Describing what happened, she said: "They were out in the boat and they were up the stream past our house, then they came back towards their own house going home, but the current was just too strong."
She said that when people living close to the scene of the accident became aware of what was happening they tried to get out onto the river to help but were forced back by the current.
"A neighbour of ours went in a boat with a motor and I gave him life rings," Ms Bonner-Evans said, "but he couldn't make it because the current was too strong."
West Midlands Ambulance Service (WMAS) said two children were pulled from the water and were being treated in hospital.
One of the youngsters is in a serious but stable condition in Birmingham Children's Hospital, Warwickshire Police said.
The second child is being treated at Warwick Hospital and is described as conscious but poorly.
Freddie had only just turned three, Ms Bonner-Evans said, and a party been held for him at the family home, which Mr and Mrs Mynott had bought around a year ago.
They only moved in in February after carrying out restoration work.
Ms Bonner-Evans scattered flowers into the river from the bridge in Barford in memory of Freddie and Mr Mynott and said the community would pull together and do its best to help Mrs Mynott and the family to deal with the awful tragedy.
She added: "I can't get past it, it's just so awful.
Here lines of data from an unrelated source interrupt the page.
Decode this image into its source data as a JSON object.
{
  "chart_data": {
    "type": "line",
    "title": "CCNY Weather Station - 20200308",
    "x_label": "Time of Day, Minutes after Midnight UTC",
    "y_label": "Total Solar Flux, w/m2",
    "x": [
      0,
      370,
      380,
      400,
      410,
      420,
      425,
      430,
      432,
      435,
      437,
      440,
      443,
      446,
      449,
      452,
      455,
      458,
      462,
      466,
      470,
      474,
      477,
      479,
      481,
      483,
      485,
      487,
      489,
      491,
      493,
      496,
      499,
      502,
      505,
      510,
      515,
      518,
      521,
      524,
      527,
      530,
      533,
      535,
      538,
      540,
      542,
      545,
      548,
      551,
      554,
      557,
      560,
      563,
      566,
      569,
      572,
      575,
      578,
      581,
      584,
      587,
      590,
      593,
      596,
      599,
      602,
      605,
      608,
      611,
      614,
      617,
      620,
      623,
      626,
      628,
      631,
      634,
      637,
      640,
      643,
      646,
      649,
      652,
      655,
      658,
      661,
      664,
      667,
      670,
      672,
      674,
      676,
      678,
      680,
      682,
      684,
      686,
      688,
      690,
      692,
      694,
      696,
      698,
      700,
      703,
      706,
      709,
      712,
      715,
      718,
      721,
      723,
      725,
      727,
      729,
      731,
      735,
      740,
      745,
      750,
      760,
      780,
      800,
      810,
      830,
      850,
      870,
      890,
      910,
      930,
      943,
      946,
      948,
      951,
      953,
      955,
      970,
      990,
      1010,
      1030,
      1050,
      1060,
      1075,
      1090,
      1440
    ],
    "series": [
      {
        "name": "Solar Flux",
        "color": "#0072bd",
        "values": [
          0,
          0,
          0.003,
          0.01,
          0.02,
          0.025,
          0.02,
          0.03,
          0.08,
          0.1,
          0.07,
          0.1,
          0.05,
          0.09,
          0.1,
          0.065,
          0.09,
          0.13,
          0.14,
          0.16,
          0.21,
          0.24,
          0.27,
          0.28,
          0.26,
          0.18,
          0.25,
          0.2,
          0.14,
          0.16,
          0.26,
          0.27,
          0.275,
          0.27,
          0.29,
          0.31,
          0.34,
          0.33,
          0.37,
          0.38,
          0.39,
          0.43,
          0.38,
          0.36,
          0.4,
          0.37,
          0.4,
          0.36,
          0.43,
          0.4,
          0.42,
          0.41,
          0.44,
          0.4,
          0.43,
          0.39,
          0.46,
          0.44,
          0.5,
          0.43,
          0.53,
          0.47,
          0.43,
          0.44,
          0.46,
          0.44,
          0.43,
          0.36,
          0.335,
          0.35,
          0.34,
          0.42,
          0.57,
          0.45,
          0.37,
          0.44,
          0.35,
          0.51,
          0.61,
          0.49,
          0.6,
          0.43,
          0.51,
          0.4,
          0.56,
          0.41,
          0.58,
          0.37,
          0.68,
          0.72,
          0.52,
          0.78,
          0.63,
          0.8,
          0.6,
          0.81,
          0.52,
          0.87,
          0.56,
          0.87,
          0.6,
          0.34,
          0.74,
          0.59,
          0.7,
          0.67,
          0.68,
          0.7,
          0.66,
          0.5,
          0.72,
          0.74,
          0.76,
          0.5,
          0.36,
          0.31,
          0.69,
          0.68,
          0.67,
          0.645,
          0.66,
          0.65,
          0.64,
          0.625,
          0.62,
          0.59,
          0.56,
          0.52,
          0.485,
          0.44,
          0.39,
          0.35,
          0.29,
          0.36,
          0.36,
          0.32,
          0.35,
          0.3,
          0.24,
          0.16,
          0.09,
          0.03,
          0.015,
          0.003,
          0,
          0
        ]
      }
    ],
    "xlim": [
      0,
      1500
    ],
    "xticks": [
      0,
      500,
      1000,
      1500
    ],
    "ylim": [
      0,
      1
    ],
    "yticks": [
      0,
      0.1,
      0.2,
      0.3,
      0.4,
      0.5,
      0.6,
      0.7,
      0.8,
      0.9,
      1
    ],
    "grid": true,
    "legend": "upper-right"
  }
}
I can't imagine how Emma is going to cope."
Emergency services were first called around 5.35pm and the incident prompted a major recovery operation involving Warwickshire Police, West Midlands Ambulance Service, Warwickshire Fire and Rescue Service and Severn Area Rescue.
Police officers from the scientific investigation unit could be seen working along the river on Sunday, but other than their presence there was little evidence of the terrible events that had occurred.
Charles Barlow, who lives in Barford, said the community was shocked and saddened by what had happened.
"As kids we used to canoe up and down the river with Scouts, so if ever the river was the way it is now we wouldn't go anywhere near the weir," he said.
"There's two weirs - there's, if you like, the main weir, which is where the mill was and that's sheer, and that's what I think they've gone over.
"There's a second weir a bit further up that takes the main body of the water at about 45 degrees.
"But from what I've heard and where the family live I think they've gone over the main weir, the sheer weir, which is probably about two or three metres high.
"I think there's a step at the bottom of it so if they've hit the step I would have thought any boat would have been in trouble."
A steady stream of locals arrived at the bridge today and left floral tributes for the family.
One card left among the bouquets read: "Julian and Freddie, you will be deeply missed by all.
"So many tears will be shed for you both. Angels are watching over you now.
"Will miss you Freds. All my love and hugs. Emmie (Barford Nursery)."